Although impact investing has many benefits, it is essential to note that it has challenges. Some of these challenges and risks which must be considered include:

1. The challenge of accurately measuring and reporting the impact

Assessing and measuring investments' social and environmental impact can be complex. Determining whether the intended outcomes have been achieved accurately is challenging, and inconsistent reporting practices make comparing and evaluating different investment opportunities difficult.

Avoiding "impact washing" (superficial claims of impact without evidence) and addressing potential conflicts between impact goals and profit motives are some of the complexities that impact investors must navigate.


2. Balancing trade-offs between impact and financial returns

Striking a balance between achieving positive social impact and generating competitive financial returns can be challenging.

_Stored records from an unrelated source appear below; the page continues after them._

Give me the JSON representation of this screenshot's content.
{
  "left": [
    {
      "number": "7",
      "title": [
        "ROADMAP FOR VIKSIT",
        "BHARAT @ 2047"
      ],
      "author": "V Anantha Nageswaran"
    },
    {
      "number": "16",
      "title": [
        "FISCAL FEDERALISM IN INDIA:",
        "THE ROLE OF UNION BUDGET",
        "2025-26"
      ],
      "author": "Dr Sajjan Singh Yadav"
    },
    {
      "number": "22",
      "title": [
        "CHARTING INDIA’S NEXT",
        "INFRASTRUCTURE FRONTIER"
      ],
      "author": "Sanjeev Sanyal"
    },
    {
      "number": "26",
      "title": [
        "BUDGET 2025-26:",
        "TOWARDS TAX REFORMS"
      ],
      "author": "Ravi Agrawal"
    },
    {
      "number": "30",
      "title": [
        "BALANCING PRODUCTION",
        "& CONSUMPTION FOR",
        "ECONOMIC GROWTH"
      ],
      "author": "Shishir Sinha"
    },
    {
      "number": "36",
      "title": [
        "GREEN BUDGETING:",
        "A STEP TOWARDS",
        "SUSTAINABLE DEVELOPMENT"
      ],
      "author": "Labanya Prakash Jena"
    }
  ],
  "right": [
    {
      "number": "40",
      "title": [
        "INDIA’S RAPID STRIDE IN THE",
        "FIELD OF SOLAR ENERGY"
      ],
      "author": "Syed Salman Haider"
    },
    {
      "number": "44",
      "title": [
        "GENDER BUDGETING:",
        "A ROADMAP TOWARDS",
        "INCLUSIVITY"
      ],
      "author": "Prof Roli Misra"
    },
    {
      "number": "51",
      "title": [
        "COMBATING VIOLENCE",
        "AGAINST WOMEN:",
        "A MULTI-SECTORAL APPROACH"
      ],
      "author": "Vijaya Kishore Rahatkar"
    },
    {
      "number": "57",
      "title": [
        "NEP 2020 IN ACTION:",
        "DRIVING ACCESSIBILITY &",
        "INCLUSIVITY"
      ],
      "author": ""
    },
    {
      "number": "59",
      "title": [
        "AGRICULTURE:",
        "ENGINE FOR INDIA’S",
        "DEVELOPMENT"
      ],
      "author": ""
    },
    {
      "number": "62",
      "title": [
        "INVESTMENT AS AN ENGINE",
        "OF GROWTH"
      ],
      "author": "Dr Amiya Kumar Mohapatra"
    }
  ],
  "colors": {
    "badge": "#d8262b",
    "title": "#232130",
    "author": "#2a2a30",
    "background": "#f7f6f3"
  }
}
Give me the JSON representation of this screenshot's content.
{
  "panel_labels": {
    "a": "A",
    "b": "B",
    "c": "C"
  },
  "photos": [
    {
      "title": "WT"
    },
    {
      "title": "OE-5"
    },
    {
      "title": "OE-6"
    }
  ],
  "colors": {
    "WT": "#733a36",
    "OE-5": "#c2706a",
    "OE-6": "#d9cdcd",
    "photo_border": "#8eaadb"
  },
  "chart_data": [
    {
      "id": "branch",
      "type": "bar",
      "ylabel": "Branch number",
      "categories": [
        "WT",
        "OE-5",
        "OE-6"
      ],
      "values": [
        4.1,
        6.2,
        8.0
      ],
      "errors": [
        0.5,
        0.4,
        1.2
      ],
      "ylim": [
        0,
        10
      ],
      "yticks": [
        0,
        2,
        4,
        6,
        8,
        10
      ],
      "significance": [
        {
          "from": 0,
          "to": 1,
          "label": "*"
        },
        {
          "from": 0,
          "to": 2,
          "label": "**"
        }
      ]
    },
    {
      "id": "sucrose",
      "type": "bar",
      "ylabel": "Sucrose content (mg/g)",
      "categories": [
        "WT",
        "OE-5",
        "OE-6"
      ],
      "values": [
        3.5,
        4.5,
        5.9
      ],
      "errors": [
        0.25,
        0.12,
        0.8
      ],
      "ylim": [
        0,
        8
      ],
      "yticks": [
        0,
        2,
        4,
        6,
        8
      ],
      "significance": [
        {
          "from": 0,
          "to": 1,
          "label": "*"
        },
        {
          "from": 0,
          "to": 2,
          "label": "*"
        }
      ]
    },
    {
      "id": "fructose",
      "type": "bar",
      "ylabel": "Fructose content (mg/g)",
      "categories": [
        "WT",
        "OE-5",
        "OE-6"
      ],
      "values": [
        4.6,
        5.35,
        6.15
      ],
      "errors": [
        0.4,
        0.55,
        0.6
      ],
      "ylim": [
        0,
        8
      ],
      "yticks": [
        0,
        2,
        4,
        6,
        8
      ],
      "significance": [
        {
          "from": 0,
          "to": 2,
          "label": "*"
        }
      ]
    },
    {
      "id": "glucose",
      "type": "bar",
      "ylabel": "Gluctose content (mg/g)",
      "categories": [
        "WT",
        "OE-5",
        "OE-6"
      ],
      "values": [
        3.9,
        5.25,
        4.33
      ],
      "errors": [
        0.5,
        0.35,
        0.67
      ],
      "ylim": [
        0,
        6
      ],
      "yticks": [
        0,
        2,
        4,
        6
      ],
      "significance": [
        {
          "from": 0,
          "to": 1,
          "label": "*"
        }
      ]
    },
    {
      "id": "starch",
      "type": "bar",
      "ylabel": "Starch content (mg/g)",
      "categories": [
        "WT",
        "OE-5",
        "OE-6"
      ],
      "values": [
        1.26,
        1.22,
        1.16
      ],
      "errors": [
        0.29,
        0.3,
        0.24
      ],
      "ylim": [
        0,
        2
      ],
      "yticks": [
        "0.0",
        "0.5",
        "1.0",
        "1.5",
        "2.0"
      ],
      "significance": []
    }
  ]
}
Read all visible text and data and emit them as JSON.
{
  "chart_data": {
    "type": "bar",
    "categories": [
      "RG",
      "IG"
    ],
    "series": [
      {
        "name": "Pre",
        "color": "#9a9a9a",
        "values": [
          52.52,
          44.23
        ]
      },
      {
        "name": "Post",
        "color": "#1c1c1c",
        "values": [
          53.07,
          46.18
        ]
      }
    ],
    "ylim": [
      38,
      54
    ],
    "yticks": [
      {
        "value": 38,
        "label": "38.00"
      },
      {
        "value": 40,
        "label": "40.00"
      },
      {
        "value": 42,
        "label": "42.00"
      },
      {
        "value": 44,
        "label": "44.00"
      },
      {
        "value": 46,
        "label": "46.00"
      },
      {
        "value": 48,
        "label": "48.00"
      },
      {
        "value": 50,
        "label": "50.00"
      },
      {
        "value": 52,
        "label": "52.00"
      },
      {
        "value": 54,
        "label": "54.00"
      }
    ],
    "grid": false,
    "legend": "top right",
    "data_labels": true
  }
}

In some cases, investments prioritising impact may yield lower financial returns than traditional investments, leading to potential conflicts for investors seeking both.


3. Lack of StandardiSation

The lack of standardised definitions, metrics, and frameworks for measuring impact can lead to confusion and greenwashing (exaggerating the positive impact of investments). This lack of standardisation can hinder transparency and trust within the industry


4. Market Risk and Performance

Like any investment, social impact investments are subject to market fluctuations and economic uncertainties. The focus on impact does not eliminate these market-related risks, and investments may still experience financial losses.


5. Limited Investment Opportunities

The pool of suitable investment opportunities may be limited depending on the specific social or environmental criteria an investor seeks. This could lead to reduced diversification and potentially increased risk exposure.


6. Potential for Mission Drift

As investment strategies evolve over time or face financial pressures, there's a risk that the initial social or environmental mission of an investment may be diluted or compromised (mission drift). This can occur if the pursuit of financial returns takes precedence over impact.


7.  Regulatory and Legal Risks

Social impact investing involves navigating complex legal and regulatory landscapes.

 In some cases, investment strategies may face legal challenges, especially if they involve

unconventional financial structures or require compliance with specific impact

standards. These legal challenges may cause investors to be risk-averse.


8. Longer investment horizons

As mentioned above at point 6 of the benefits of SII, some impact investments may require longer time horizons to achieve their intended outcomes. While this can be a positive for creative solutions that need a longer time frame to achieve results, it can also lead to liquidity problems and limit investors' ability to reallocate their capital to other investments.


9. External factors

The success of impact investments can be influenced by external factors beyond an investor's control, such as changes in government policies, technological developments, or shifts in public sentiment.

To mitigate these risks, investors interested in social impact investing should conduct thorough due diligence, seek expert advice, diversify their portfolios, and stay informed about impact measurement and reporting practices developments. It's important to carefully evaluate each investment opportunity's potential positive impact and financial risks.

All organisations, not-for-profit. social purpose or otherwise, at some point, will need external funding to enable them to grow further. Government grants, mainstream banks and financial institutions, traditionally the first point of call for this funding, is not a route open to many social purpose or not-for-profit organisations.

Traditional financiers may be unable to fund unproven business models and organisations without a profit-making track record. Also, certain financiers may require a minimum level of financial performance to be met before considering investing.

However, with the growth of the impact investing market in Australia ($1.2 billion under-investment in 2015, potentially growing to $500bn in 2025), many social purpose organisations are now finding impact investing is a potential solution to their funding requirements.